Cette question est grave et complexe. Nombre d'auteurs - politistes, économistes ou encore juristes - constatent une crise de la démocratie représentative. Devant cette crise de la représentation, où même les représentants du peuple ne sont plus considérés par les peuples comme leurs dignes et fidèles représentants, le centre névralgique de la démocratie se déplace vers l'exécutif, dont l'omnipotence perdure et participe de la crise, et vers le juge.
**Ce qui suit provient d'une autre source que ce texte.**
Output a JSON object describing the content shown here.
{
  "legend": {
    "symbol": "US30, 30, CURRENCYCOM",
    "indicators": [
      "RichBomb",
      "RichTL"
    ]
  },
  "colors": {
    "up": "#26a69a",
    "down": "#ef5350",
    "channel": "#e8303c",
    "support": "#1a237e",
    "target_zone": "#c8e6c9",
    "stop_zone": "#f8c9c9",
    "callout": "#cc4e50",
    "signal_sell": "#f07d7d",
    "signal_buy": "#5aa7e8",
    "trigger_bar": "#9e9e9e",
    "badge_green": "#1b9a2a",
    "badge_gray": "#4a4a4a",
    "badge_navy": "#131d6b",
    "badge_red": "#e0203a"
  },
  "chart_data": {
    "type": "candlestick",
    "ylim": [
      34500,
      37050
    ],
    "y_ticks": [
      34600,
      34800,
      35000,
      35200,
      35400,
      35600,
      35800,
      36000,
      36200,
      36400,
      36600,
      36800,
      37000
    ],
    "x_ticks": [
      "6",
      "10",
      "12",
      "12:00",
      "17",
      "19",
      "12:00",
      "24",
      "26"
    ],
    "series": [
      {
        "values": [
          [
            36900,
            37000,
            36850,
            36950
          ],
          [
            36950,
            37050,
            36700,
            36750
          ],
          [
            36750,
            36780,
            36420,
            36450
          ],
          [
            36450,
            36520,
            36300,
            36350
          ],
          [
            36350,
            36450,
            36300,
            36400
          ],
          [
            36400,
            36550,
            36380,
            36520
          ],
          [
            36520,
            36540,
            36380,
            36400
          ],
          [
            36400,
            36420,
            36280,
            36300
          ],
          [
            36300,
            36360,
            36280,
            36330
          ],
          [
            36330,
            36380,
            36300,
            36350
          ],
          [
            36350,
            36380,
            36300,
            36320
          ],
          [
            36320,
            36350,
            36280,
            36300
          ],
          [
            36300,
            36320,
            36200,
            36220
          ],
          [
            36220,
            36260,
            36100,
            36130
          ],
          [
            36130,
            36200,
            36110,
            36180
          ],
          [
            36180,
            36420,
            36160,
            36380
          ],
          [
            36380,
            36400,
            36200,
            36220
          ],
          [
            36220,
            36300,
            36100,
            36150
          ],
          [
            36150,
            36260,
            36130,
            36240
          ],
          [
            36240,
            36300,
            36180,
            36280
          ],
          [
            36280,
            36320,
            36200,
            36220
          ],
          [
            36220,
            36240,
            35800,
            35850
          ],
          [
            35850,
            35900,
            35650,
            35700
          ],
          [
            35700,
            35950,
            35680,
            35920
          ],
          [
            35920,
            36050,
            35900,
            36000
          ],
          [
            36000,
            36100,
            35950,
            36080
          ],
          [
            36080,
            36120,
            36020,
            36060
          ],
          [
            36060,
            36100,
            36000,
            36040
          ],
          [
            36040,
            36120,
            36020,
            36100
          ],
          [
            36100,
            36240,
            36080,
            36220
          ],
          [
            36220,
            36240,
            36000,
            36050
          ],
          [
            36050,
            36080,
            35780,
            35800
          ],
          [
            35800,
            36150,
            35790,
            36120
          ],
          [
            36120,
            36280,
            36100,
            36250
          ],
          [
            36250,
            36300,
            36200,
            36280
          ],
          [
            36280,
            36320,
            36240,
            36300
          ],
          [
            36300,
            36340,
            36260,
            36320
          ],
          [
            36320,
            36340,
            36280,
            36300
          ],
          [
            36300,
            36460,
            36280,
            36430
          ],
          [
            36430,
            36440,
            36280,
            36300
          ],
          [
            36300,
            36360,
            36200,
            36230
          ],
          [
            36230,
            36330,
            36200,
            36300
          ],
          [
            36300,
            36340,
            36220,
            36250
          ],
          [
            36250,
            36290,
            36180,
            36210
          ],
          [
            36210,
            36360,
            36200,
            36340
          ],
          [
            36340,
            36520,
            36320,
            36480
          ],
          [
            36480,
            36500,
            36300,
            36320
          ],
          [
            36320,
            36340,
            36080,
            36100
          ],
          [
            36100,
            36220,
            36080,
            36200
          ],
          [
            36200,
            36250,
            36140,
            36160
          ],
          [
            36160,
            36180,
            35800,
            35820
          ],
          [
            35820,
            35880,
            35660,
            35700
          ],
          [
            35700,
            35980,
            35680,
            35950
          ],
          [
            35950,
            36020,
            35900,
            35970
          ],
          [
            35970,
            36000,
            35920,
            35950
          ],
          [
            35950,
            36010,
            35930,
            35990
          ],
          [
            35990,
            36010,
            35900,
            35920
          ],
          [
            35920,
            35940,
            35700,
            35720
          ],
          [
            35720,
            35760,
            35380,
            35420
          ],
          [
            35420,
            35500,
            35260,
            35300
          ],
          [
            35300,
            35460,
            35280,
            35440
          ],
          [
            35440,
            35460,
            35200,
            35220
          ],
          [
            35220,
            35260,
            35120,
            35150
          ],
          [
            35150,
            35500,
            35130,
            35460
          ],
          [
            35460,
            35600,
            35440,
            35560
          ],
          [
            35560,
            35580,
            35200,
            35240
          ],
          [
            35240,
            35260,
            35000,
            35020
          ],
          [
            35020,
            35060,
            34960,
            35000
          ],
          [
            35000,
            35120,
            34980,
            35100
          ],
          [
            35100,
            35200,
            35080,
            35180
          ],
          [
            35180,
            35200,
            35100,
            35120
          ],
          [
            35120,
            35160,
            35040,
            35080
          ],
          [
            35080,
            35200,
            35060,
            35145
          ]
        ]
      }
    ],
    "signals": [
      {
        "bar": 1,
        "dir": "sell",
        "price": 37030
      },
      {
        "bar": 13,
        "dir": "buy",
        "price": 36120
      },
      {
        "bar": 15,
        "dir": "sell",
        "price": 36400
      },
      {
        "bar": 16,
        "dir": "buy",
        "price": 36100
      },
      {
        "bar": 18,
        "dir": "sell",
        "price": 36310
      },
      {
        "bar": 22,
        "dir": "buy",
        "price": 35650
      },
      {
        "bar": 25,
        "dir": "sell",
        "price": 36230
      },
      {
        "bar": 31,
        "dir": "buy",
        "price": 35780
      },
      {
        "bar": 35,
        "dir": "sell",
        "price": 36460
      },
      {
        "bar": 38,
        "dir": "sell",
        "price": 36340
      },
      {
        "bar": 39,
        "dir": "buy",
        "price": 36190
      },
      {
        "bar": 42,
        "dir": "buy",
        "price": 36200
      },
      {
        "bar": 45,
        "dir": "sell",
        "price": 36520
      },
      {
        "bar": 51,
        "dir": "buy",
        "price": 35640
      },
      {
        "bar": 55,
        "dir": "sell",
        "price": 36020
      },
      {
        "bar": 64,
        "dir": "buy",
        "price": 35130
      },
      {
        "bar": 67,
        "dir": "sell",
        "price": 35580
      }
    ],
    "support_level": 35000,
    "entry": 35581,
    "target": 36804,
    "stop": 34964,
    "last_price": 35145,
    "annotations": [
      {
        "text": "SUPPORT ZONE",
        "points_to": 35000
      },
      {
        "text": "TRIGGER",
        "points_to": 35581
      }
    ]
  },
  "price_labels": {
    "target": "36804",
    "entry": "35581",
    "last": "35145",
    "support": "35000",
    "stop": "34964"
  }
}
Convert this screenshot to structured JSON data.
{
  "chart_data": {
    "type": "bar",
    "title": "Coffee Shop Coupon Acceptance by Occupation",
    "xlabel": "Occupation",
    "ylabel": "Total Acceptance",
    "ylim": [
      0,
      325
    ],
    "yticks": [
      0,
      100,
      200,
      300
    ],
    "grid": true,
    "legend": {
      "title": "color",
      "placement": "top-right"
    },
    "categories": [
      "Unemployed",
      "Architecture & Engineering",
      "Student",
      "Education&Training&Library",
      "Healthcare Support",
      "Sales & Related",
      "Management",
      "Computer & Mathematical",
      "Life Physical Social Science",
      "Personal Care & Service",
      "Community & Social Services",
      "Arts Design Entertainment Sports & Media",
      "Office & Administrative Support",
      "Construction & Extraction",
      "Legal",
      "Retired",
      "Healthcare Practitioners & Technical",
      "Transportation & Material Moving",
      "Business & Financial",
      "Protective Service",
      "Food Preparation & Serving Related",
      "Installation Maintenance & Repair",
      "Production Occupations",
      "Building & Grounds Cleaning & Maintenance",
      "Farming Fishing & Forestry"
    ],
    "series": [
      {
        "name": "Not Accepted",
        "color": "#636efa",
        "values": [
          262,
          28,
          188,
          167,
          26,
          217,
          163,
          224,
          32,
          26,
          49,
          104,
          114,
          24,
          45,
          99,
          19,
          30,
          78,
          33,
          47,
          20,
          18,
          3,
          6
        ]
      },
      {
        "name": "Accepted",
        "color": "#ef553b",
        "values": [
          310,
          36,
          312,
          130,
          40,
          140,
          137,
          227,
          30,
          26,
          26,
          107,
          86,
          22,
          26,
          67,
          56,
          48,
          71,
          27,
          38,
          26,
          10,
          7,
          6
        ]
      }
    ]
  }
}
Ce dernier représente l'ultime recours et le tiers impartial.
Ce recours au juge peut en effet entrainer des effets dangereux et délétères à long terme.
Avant d'invoquer l'article 7 du traité, la Commission a tenté le dialogue pendant des années avec la Pologne, pendant que celle-ci continuait de porter atteinte à son système judiciaire et se moquait de la Commission. Quand la Commission et le Parlement ont activé l'article 7, nous savions bien que ce dernier était une « arme nucléaire » qui ne fonctionnerait pas, compte tenu de ses règles procédurales. Il en a résulté une impuissance du politique à l'échelle européenne, où tous les États au sein du Conseil et l'administration de la Commission ont été incapables d'agir ou ne l'ont pas voulu.
Le juge a alors été le seul à défendre l'État de droit. Je suis admirative de la créativité de la Cour qui, en utilisant des textes présents dans les traités, a défendu les valeurs communes à tous.
En revanche, ce recours au juge peut être en effet dangereux à terme car la Cour a comblé le vide et l'impuissance du politique. Elle s'est faite gardienne des valeurs, ce qui peut être dangereux à terme dans tout système, y compris national.
En France, il sera très difficile de corriger ce problème dans le cadre des institutions de la Ve République. Évidemment, les parlementaires travaillent mais ils sont pris dans un carcan de procédures et dans une tradition où le fait majoritaire écrase beaucoup d'initiatives. Cette histoire française fait que le Parlement n'est pas en mesure de se rebeller. Il est formidable que vous en soyez conscients et je suis sûre qu'il existe de nombreuses possibilités d'agir.